A. Well I’m still always worried about the upcoming concert [laughs] and what comes next after that. The happy situation with the Boston Musica Viva is that, in recent years, we’ve had the best ensemble of players we’ve ever had in our whole history. And the New England Philharmonic is continually improving. And as for myself, I guess I feel there’s always a lot more room for growth. If I can’t get a little better each year, I would be a very unhappy person.
Q. How would you describe the local new-music scene when you founded Boston Musica Viva nearly 50 years ago, and what was your original vision for that group?
A. When I came here to teach at NEC, I saw there was a gap in the city’s musical life. Like a lot of the conservatories and music departments, they would do modern music concerts. But there was no professional ensemble to do modern music! I thought well, something has got to be done about this. The first season, the ICA and the Busch Reisinger Museum sponsored our concerts. We did one in the lobby of Boston City Hall. Every time the elevator door opened there was a ding [laughs]. But it was very enthusiastically received. Typically in those days we would get reviews from three to five different newspapers.
Q. How has the enterprise of new-music presenting changed over the decades? And do you feel the boundaries between the contemporary music scene and the world of mainstream classical music have grown more porous?
A. It’s all much more difficult now, but this has to do with our whole cultural climate in this country. There’s been such a dumbing down that’s been going on. The Internet and all of these hand-held devices, I think, have contributed to the dumbing down. The fact that Trump got elected as president — the fact that that’s even possible — says a lot. Back then, you’d see classical musicians on television. . . . [“Tonight Show” host] Johnny Carson would have on Pavarotti, or Zubin Mehta, or Itzhak Perlman. That’s also vanished.
Another thing that has changed is that there used to be these lines in the sand stylistically — if you had studied with Hindemith, then you looked down your nose on the 12-tone composers [and vice versa]. The boundaries are less rigid now. I think that’s healthy. The symphony orchestras are also paying a little more attention to modern music. But a lot of what they play is not always that good, though it tends to be accessible.
Q. Let’s talk about programming. What is your general approach to assembling a program?
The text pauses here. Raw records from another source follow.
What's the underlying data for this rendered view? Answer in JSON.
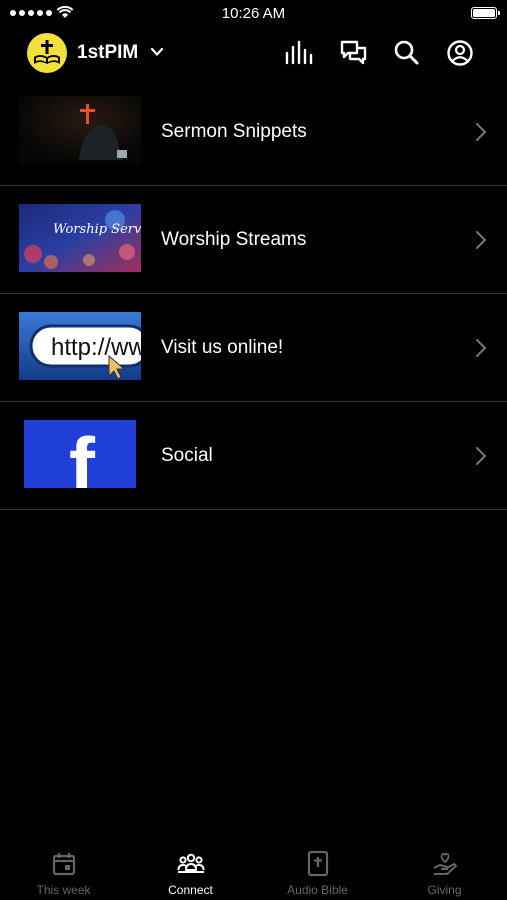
{
  "status_bar": {
    "time": "10:26 AM"
  },
  "header": {
    "title": "1stPIM",
    "icons": [
      "equalizer-icon",
      "chat-icon",
      "search-icon",
      "account-icon"
    ]
  },
  "list": {
    "items": [
      {
        "label": "Sermon Snippets",
        "thumb": "sermon-thumbnail"
      },
      {
        "label": "Worship Streams",
        "thumb": "worship-thumbnail",
        "thumb_text": "Worship Service"
      },
      {
        "label": "Visit us online!",
        "thumb": "website-thumbnail",
        "thumb_text": "http://www."
      },
      {
        "label": "Social",
        "thumb": "facebook-thumbnail",
        "thumb_text": "f"
      }
    ]
  },
  "tabbar": {
    "tabs": [
      {
        "label": "This week",
        "icon": "calendar-icon",
        "active": false
      },
      {
        "label": "Connect",
        "icon": "people-icon",
        "active": true
      },
      {
        "label": "Audio Bible",
        "icon": "bible-icon",
        "active": false
      },
      {
        "label": "Giving",
        "icon": "giving-hand-icon",
        "active": false
      }
    ]
  },
  "colors": {
    "background": "#000000",
    "logo_yellow": "#f2e13a",
    "facebook_blue": "#1f3fd6",
    "inactive_tab": "#666666"
  }
}
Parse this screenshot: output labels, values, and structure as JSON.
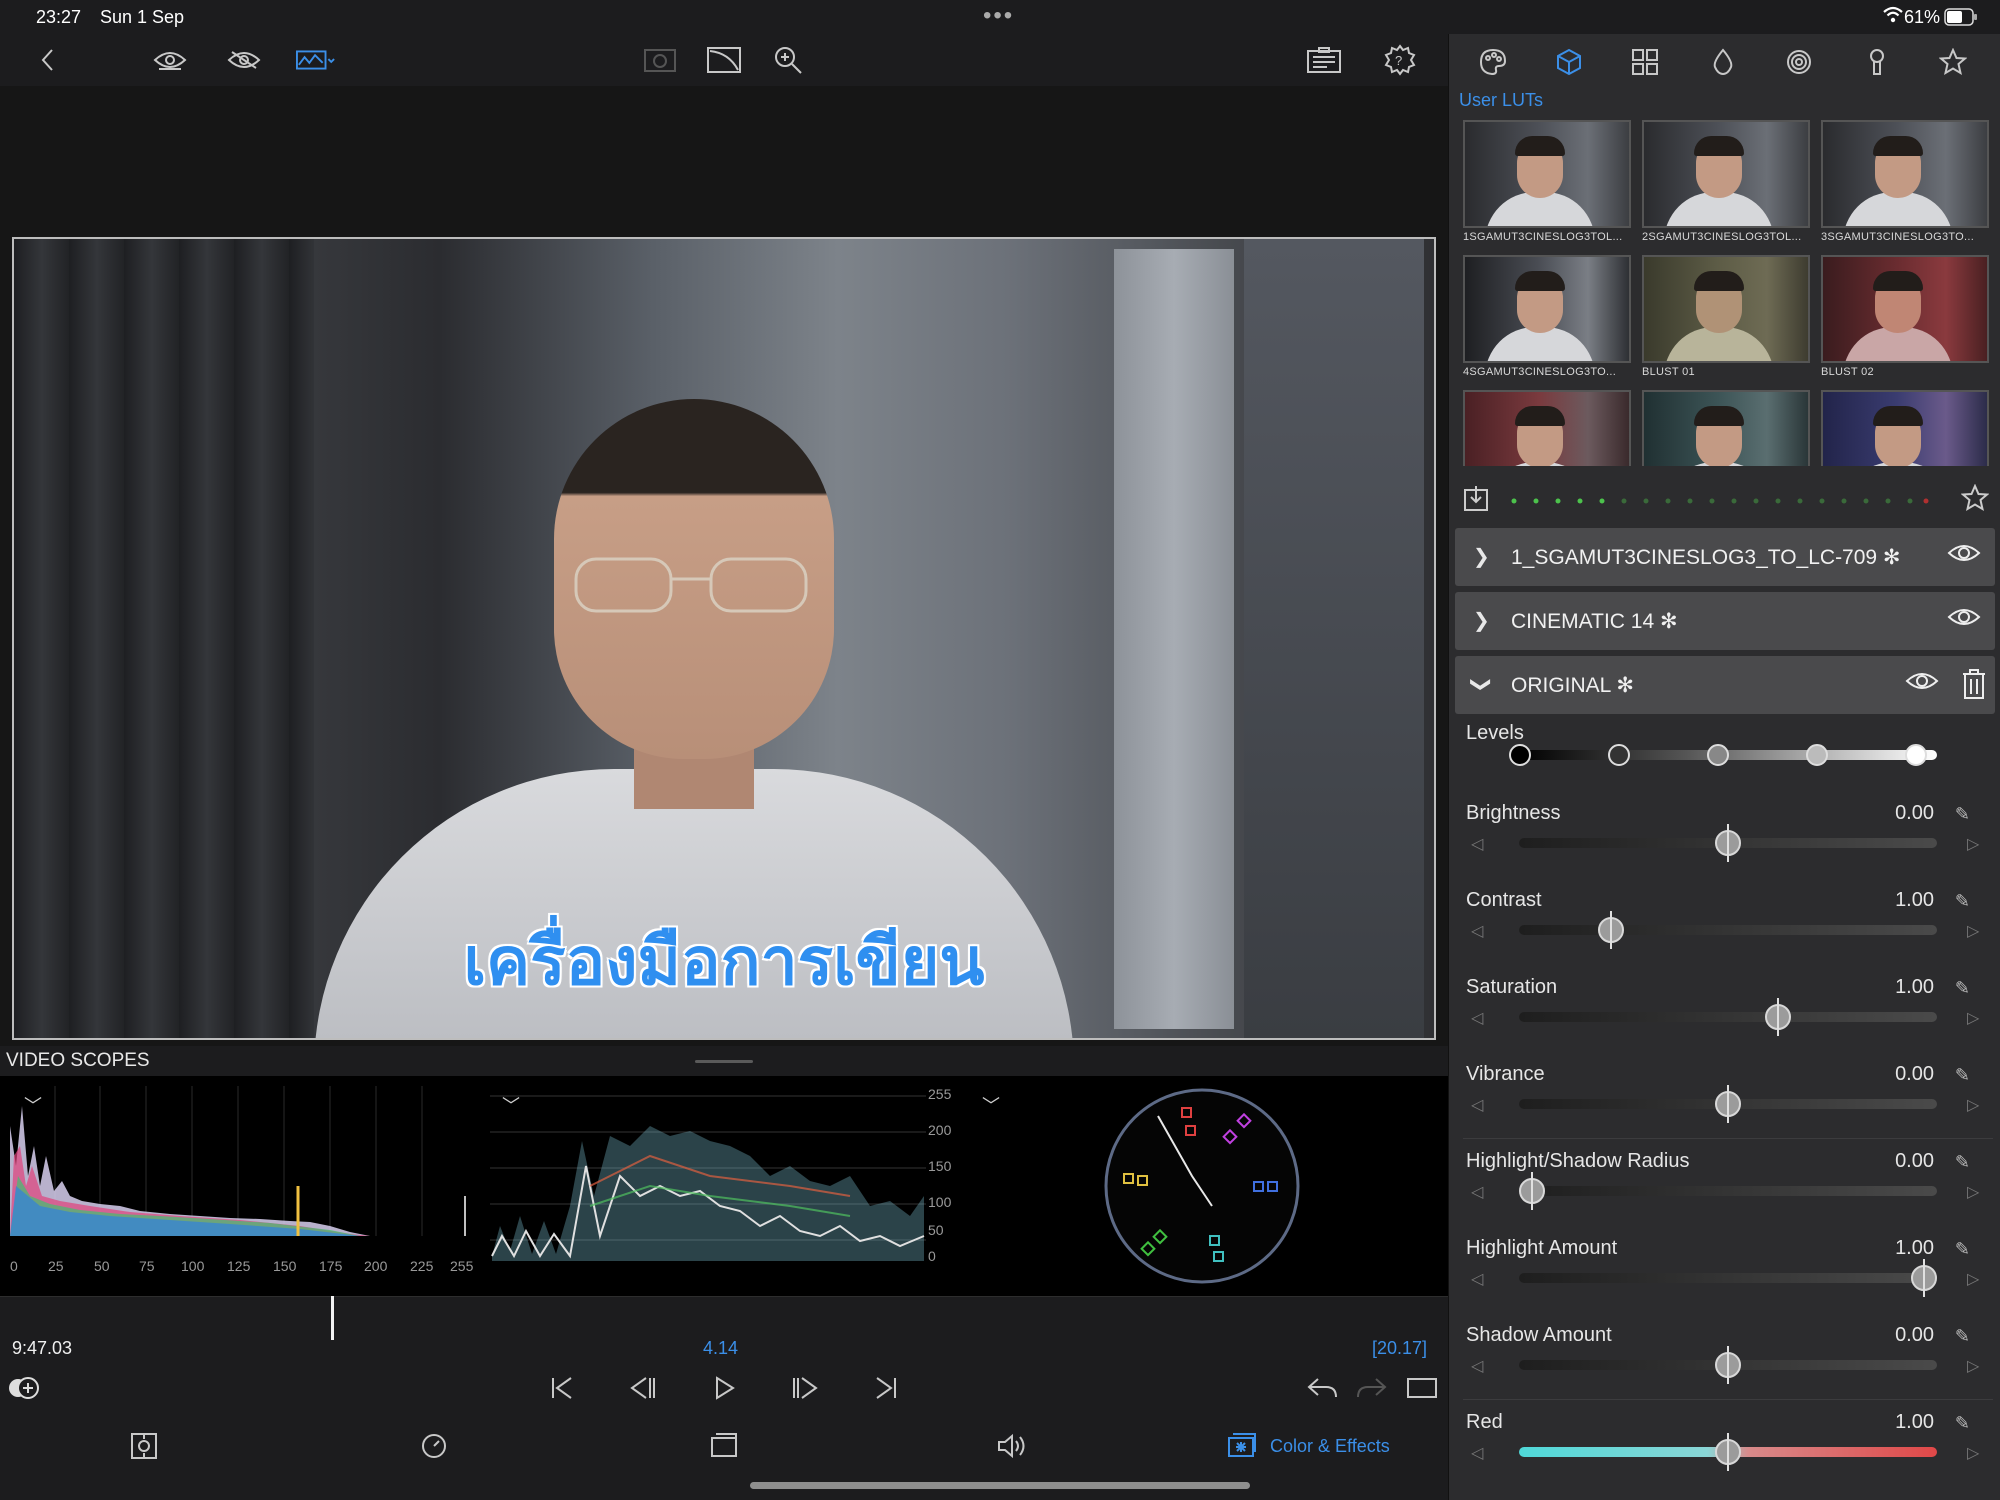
{
  "status_bar": {
    "time": "23:27",
    "date": "Sun 1 Sep",
    "battery": "61%"
  },
  "video": {
    "caption": "เครื่องมือการเขียน"
  },
  "scopes": {
    "title": "VIDEO SCOPES",
    "histogram_ticks": [
      "0",
      "25",
      "50",
      "75",
      "100",
      "125",
      "150",
      "175",
      "200",
      "225",
      "255"
    ],
    "waveform_ticks": [
      "255",
      "200",
      "150",
      "100",
      "50",
      "0"
    ]
  },
  "timeline": {
    "current_time": "9:47.03",
    "clip_time": "4.14",
    "total_time": "[20.17]"
  },
  "bottom_tabs": {
    "color_effects_label": "Color & Effects"
  },
  "panel": {
    "section_title": "User LUTs",
    "luts": [
      {
        "name": "1SGAMUT3CINESLOG3TOL..."
      },
      {
        "name": "2SGAMUT3CINESLOG3TOL..."
      },
      {
        "name": "3SGAMUT3CINESLOG3TO..."
      },
      {
        "name": "4SGAMUT3CINESLOG3TO..."
      },
      {
        "name": "BLUST 01"
      },
      {
        "name": "BLUST 02"
      }
    ],
    "layers": [
      {
        "name": "1_SGAMUT3CINESLOG3_TO_LC-709 ✻"
      },
      {
        "name": "CINEMATIC 14 ✻"
      },
      {
        "name": "ORIGINAL ✻"
      }
    ],
    "levels_label": "Levels",
    "adjustments": [
      {
        "label": "Brightness",
        "value": "0.00",
        "position": 0.5
      },
      {
        "label": "Contrast",
        "value": "1.00",
        "position": 0.22
      },
      {
        "label": "Saturation",
        "value": "1.00",
        "position": 0.62
      },
      {
        "label": "Vibrance",
        "value": "0.00",
        "position": 0.5
      },
      {
        "label": "Highlight/Shadow Radius",
        "value": "0.00",
        "position": 0.03
      },
      {
        "label": "Highlight Amount",
        "value": "1.00",
        "position": 0.97
      },
      {
        "label": "Shadow Amount",
        "value": "0.00",
        "position": 0.5
      },
      {
        "label": "Red",
        "value": "1.00",
        "position": 0.5
      }
    ]
  },
  "colors": {
    "accent": "#3b8fe8",
    "panel_bg": "#2c2c2e",
    "layer_bg": "#4a4a4c"
  }
}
Clearly you have a deep interest in lesser-trafficked corners of the repertoire.
A. Well, would you really want to eat the same food every night, even if it’s your favorite food? My motivation for becoming a conductor in the first place was programming. In making programs, I’m interested in showing the connections to what went before. Every generation of composers takes over where the last one left off — even if they’re in rebellion. One thing reflects upon the other, and you come out of there understanding what you’ve heard a little bit better.
Q. All of that said, unfamiliar music requires more work for listeners and for players. Do you have a standard reply when someone complains?
A. With the NEP musicians, they don’t complain. They wouldn’t be in the orchestra if they didn’t like what we did. In general, I do sometimes quote something that a Dutch woman in Concord told me after we did Mahler’s First Symphony with the Concord Orchestra. She told me that growing up in Amsterdam in the 1930s, [Dutch conductor Willem] Mengelberg and the Concertgebouw Orchestra had done Mahler’s First and the audience didn’t like it. So Mengelberg did it again! And then just 40 years later, that same piece was being performed by the Concord Orchestra. I often say “Well, I’m sorry you didn’t like it, but I’d love for you to hear it again.”
Q. As you approach the half-century mark with two of your ensembles, what aspect of the job propels you onward?
A. Well, I love music. I feel it’s religious in a certain sense. I want to make life better for my fellow human beings. And there’s a Puritanical streak in me that says if I can’t do some good, it doesn’t justify my existence. I have this feeling of obligation, I’ve got to do something to help life for all of us be better. I also care about music itself. I want to do good for music, and I want to help other human beings have their lives enriched by getting to know music, and in particular I want them to widen their horizons, and to be more open to things that are going on right now, in addition to what’s gone on in the past. That’s the motivation. I just want to make things better. I wish I had some fancy words for all of that. But that’s what it is.